Abstract

NeuROK proposes Neural Object Kinematics, a data-driven approach to generating realistic 4D dynamics (temporal deformations) of static 3D objects under physical conditions. Unlike prior methods requiring predefined physical models and system identification, NeuROK learns a latent kinematic state space and decoder that maps latent states to plausibly deformed shapes, using a transformer-based encoder-decoder trained on a curated large-scale 4D dataset. The approach simplifies dynamics generation by operating in a low-dimensional latent space from a Lagrangian mechanics perspective.

Key Contributions

- Neural Object Kinematics parameterization: Learns a latent space representing all possible object states plus a decoder mapping any latent sample to a deformed shape, avoiding predefined physical models

  • Transformer-based encoder-decoder architecture: Trained on a large-scale 4D dataset to capture diverse dynamic object types
  • Lagrangian mechanics formulation: Generates simulative dynamics by considering dynamics within a low-dimensional latent space, applicable across diverse object categories

    Method Details

    The method learns both:

  • 1. A latent space representing all possible kinematic states of an object 2. A decoder mapping any sampled latent state to a plausibly deformed shape

    The model is a transformer-based encoder-decoder trained on a curated large-scale 4D dataset with diverse dynamic object types. The formulation treats dynamics generation as sampling from the latent space rather than simulating from first principles.

    Key Results

    - Demonstrated across diverse dynamic object types

  • Shows clear advantages over prior works in generating simulative 4D dynamics
  • Project page: https://chen-geng.com/neurok

    Limitations and Future Work

    - Limited to object-centric physical systems (single object focus)
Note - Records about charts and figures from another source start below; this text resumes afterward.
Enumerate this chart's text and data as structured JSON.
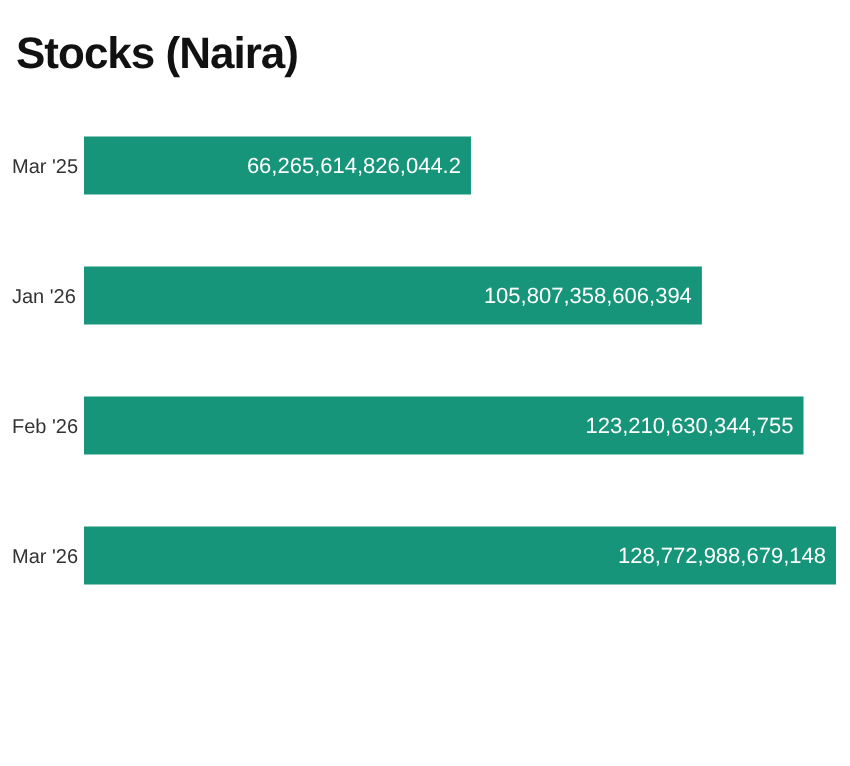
{
  "chart_data": {
    "type": "bar",
    "orientation": "horizontal",
    "title": "Stocks (Naira)",
    "categories": [
      "Mar '25",
      "Jan '26",
      "Feb '26",
      "Mar '26"
    ],
    "values": [
      66265614826044.2,
      105807358606394,
      123210630344755,
      128772988679148
    ],
    "color": "#17957a",
    "value_labels": [
      "66,265,614,826,044.2",
      "105,807,358,606,394",
      "123,210,630,344,755",
      "128,772,988,679,148"
    ]
  }
}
  • Relies on curated 4D training data quality and coverage
  • Future work could extend to multi-object interactions and more complex physical phenomena

    Relevance to Patrick's Research

    NeuROK addresses a key challenge in world models: generating physically plausible temporal deformations of objects. The data-driven kinematic approach provides an alternative to explicit physics simulation, relevant for world models that need to predict object dynamics over time. The CVPR 2026 acceptance indicates strong interest in neural approaches to physical world modeling.